Antonioli works in GM’s Turin engineering center, which it retained after the sale of Opel/Vauxhall to PSA Group last year, and he spoke at the Automotive News Europe Conference on the future of diesel.
““Internal combustion engines, including the diesel, can still play a role in the years to come,” he said, adding, “Bosch said just a few weeks ago that they can already achieve very low emissions, especially for NOx, without increasing the cost of the combustion system.” NOx, or nitrogen oxide, has been one of the principal air pollutants that have come from diesel engines.
This attitude seems to even be held by critics of diesels and the automotive industry, such as Greg Archer, a director responsible for clean vehicles policy at Transport and Environment, a Brussels-based advocacy group. Archer lays the blame for declining diesel sales squarely at the automakers’ feet.

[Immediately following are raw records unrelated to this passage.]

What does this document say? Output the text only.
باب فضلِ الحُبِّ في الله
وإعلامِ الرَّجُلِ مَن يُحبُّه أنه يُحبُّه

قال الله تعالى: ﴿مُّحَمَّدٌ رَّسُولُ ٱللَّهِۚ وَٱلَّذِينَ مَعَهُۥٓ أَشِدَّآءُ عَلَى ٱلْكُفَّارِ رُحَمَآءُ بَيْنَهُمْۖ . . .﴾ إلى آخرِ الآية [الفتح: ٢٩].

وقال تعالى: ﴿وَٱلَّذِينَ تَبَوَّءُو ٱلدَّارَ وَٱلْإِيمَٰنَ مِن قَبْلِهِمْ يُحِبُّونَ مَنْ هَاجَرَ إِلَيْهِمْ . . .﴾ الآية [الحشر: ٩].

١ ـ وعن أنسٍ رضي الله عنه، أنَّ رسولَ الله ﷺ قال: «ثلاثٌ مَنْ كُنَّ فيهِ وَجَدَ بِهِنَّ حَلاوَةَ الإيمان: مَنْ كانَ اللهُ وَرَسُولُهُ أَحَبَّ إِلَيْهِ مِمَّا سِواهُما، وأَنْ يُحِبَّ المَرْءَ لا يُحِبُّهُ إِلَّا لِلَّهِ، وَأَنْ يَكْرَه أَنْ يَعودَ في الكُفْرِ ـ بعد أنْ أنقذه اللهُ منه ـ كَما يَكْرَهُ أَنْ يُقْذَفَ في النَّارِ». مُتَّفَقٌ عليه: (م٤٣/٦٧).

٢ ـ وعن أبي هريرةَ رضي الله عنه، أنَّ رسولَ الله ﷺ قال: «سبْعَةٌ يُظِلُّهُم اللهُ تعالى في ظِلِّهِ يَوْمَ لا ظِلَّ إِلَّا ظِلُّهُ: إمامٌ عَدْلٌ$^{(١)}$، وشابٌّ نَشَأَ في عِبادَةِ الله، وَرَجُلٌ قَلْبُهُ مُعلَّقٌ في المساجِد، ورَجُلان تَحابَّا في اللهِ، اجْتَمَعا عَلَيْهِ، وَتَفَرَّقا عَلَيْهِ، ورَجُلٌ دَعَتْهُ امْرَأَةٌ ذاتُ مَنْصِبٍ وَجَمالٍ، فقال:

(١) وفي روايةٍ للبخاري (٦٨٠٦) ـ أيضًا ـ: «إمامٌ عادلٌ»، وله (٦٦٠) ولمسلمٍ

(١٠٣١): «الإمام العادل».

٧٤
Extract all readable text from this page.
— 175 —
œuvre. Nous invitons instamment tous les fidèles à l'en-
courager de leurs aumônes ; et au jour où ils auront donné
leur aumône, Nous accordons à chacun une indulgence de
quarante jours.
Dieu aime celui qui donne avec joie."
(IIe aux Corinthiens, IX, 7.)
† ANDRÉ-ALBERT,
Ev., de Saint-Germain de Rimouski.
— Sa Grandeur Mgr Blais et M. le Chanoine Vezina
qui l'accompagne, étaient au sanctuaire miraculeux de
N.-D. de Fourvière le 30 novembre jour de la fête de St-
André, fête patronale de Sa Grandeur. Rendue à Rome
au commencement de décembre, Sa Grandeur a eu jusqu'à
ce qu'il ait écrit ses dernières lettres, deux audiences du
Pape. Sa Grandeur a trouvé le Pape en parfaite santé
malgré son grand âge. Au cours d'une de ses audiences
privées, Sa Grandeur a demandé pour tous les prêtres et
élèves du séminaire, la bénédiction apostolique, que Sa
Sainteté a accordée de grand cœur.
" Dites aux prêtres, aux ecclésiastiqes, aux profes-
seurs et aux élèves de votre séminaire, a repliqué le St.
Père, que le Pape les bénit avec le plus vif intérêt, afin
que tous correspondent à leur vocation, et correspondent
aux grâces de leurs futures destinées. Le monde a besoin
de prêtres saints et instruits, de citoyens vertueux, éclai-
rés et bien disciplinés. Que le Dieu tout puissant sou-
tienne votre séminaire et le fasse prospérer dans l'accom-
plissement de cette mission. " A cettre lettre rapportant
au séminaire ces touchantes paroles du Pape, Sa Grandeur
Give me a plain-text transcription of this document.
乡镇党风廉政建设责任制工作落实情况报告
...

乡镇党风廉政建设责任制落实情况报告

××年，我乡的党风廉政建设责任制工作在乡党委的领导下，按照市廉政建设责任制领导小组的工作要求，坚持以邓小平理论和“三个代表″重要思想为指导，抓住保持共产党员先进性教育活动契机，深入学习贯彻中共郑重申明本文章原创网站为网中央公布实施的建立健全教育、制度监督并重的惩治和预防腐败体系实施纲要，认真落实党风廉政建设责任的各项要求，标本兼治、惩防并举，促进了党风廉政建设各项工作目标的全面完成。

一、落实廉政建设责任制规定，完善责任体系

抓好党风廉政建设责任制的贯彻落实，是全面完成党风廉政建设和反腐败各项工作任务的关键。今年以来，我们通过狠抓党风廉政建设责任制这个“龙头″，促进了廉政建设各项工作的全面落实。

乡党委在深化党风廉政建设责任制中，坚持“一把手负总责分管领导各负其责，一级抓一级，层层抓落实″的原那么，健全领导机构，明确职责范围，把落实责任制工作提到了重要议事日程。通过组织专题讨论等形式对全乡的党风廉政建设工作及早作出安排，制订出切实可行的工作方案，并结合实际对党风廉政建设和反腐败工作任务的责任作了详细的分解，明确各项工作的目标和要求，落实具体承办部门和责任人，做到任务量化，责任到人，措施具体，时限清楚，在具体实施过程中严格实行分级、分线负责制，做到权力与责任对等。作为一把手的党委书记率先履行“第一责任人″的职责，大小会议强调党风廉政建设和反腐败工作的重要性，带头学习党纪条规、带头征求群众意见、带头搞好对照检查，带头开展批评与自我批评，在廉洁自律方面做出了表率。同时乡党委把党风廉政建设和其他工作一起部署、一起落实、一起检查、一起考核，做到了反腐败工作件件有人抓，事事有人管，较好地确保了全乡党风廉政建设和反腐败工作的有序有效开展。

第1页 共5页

“The pain is not ending,” he said, referring to dropping diesel sales. “It will go on and on, and the bans will proliferate unless OEMs constructively engage to sort out the mess.” He later added, “Diesel won’t disappear in Europe, but whether the market share in 2025 is 10% or 30% depends on how the industry responds to the crisis.”
On that note, it seems that GM may end up being one of the saviors of the technology, as it was the first to market a truck with an EPA-estimated 30 mpg highway rating in the diesel Colorado and Canyon, and has now announced a new 3.0-liter inline-six-cylinder turbo-diesel for the 2019 Silverado (although this would be competing with the one Ford released a little bit ago).